Finding parents and children
Concretely, we can use these rules to write down a complete tree as an array:
-
The root node has index 0.
-
If a node has index i, then:
- its left child has index 2i + 1, and
- its right child has index 2i + 2.
So the left child of index 0 is going to be 2*0+1=1, i.e., index 1. The right child of index 0 is going to be 2*0+2=2.
If a node has index i, its parent has index (i - 1)/2. Note that we mean integer division, which truncates.

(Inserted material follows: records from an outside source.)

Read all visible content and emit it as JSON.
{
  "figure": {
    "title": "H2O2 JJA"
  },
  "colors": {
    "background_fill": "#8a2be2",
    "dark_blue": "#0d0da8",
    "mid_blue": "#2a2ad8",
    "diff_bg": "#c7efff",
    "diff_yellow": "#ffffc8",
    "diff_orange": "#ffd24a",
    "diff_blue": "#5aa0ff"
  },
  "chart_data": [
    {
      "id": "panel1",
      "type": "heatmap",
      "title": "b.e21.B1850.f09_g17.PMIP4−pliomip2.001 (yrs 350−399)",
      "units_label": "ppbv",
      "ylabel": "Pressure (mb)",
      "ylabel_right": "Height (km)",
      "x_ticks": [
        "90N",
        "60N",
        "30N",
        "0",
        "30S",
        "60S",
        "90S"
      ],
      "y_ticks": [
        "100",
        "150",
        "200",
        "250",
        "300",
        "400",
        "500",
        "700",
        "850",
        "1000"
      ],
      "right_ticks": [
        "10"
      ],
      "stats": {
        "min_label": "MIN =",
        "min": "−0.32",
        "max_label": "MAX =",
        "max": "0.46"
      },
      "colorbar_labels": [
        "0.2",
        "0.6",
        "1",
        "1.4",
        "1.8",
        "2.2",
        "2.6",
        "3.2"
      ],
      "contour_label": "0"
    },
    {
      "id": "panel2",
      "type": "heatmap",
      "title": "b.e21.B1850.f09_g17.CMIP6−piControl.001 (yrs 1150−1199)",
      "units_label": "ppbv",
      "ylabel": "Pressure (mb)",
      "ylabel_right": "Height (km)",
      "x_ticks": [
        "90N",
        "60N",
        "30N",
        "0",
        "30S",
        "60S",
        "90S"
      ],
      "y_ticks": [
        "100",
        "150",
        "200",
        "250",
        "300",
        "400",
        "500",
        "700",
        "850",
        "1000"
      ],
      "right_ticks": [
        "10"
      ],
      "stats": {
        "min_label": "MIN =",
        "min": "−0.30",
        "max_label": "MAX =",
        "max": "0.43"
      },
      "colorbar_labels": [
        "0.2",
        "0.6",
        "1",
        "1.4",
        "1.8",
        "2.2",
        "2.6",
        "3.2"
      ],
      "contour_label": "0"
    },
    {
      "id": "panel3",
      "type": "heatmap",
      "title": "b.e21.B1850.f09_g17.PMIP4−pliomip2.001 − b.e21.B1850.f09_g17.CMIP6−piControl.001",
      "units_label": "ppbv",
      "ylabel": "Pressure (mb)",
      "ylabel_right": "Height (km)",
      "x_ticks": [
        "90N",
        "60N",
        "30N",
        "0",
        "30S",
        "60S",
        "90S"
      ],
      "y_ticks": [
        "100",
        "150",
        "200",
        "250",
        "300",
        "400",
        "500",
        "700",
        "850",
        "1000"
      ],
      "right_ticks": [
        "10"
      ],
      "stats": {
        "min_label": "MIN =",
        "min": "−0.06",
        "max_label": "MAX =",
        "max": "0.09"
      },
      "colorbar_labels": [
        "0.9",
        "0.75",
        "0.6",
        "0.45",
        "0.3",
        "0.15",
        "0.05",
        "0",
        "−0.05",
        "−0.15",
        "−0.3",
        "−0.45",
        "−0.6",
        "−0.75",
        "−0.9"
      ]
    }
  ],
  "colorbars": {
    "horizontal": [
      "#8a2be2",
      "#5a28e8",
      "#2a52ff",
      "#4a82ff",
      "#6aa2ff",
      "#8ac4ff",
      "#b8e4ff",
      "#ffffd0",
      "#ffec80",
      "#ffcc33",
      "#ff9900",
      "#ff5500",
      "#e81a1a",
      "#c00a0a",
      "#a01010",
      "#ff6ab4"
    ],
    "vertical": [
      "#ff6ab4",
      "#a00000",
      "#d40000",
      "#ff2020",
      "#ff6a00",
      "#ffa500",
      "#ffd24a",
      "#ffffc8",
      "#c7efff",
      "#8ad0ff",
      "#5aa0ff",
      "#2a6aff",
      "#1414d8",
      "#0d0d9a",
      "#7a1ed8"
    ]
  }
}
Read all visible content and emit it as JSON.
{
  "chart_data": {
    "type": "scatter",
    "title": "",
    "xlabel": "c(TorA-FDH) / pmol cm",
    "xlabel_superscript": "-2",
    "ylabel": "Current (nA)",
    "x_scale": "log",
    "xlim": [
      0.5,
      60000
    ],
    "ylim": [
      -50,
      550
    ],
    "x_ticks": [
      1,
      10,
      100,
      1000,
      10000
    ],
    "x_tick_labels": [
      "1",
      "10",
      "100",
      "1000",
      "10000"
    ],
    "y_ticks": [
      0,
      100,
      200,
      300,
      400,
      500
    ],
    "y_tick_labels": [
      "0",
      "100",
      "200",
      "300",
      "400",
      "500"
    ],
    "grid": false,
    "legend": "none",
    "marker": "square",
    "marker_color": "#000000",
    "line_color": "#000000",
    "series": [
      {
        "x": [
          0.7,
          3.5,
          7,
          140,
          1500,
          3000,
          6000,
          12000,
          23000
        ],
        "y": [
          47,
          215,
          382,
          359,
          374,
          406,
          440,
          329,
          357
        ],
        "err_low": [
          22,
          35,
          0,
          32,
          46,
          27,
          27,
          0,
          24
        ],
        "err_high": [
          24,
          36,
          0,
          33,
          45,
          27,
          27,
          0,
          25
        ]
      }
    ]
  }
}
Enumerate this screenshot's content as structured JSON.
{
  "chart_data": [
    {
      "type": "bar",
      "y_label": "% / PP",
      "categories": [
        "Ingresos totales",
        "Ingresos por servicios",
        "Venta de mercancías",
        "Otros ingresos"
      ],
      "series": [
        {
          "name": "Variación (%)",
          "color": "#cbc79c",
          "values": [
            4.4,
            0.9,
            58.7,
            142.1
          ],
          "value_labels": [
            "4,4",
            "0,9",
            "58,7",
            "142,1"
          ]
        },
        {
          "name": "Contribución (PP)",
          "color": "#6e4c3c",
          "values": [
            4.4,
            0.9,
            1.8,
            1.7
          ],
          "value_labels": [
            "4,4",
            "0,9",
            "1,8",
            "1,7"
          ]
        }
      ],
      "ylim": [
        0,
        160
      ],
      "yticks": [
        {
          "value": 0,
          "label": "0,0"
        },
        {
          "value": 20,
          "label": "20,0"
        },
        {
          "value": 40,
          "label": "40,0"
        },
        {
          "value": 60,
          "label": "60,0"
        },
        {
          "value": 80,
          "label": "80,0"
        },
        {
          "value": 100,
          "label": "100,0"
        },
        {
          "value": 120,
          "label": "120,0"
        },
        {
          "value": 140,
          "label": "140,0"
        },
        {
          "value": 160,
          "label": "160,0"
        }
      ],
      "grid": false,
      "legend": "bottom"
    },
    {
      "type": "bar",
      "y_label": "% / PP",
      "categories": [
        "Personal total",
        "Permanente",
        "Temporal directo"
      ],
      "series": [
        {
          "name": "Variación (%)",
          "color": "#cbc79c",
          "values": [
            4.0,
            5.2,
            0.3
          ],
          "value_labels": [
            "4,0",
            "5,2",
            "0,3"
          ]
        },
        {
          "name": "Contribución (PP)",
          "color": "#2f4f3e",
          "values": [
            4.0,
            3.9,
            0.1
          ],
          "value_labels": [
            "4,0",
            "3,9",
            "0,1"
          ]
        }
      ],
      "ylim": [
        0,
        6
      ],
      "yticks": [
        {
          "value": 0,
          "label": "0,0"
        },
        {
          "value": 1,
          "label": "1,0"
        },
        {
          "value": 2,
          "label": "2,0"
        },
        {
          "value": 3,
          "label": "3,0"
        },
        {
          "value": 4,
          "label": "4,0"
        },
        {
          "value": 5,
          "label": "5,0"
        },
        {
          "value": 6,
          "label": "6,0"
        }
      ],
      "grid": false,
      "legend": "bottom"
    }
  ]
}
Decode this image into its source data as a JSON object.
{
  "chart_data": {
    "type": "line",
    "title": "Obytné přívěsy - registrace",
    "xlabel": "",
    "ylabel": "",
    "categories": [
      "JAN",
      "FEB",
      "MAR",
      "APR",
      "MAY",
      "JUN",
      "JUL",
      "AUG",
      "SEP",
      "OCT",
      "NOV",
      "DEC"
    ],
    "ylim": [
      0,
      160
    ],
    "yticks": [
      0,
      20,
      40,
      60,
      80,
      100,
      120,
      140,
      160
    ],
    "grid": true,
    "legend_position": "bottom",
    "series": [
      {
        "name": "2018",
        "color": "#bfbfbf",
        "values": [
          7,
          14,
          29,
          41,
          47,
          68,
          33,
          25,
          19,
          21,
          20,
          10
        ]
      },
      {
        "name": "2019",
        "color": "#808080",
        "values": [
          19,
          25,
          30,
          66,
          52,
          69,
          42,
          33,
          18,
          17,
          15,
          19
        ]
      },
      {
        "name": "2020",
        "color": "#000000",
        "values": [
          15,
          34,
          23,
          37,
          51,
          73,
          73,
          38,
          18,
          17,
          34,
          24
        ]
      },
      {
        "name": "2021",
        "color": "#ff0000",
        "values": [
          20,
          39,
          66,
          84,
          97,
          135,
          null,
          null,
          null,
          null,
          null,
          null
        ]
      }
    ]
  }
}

Let’s check our work:
- The node at index 1 has the parent (1 - 1)/2 = 0/2 = 0. Correct!
- The node at index 2 has the parent (2 - 1)/2 = 1/2 = 0. Correct again!
Finally, note that the root node is its own parent: (0 - 1)/2 = -1/2 = 0. Be careful to avoid infinite loops!
Exercise 4
Encode your 7-value min-heap into an array.
Tying it all together
Implement a min-heap with the following signature:
public class Heap<E extends Comparable<? super E>> {
private ArrayList<E>
public Heap(); // starts empty
public int size();
public void insert(E);
public E removeMin(); // should throw an exception if empty
}
You’ll find it helpful to define (private
) methods for swapping
indices, as well as computing parent/child indices.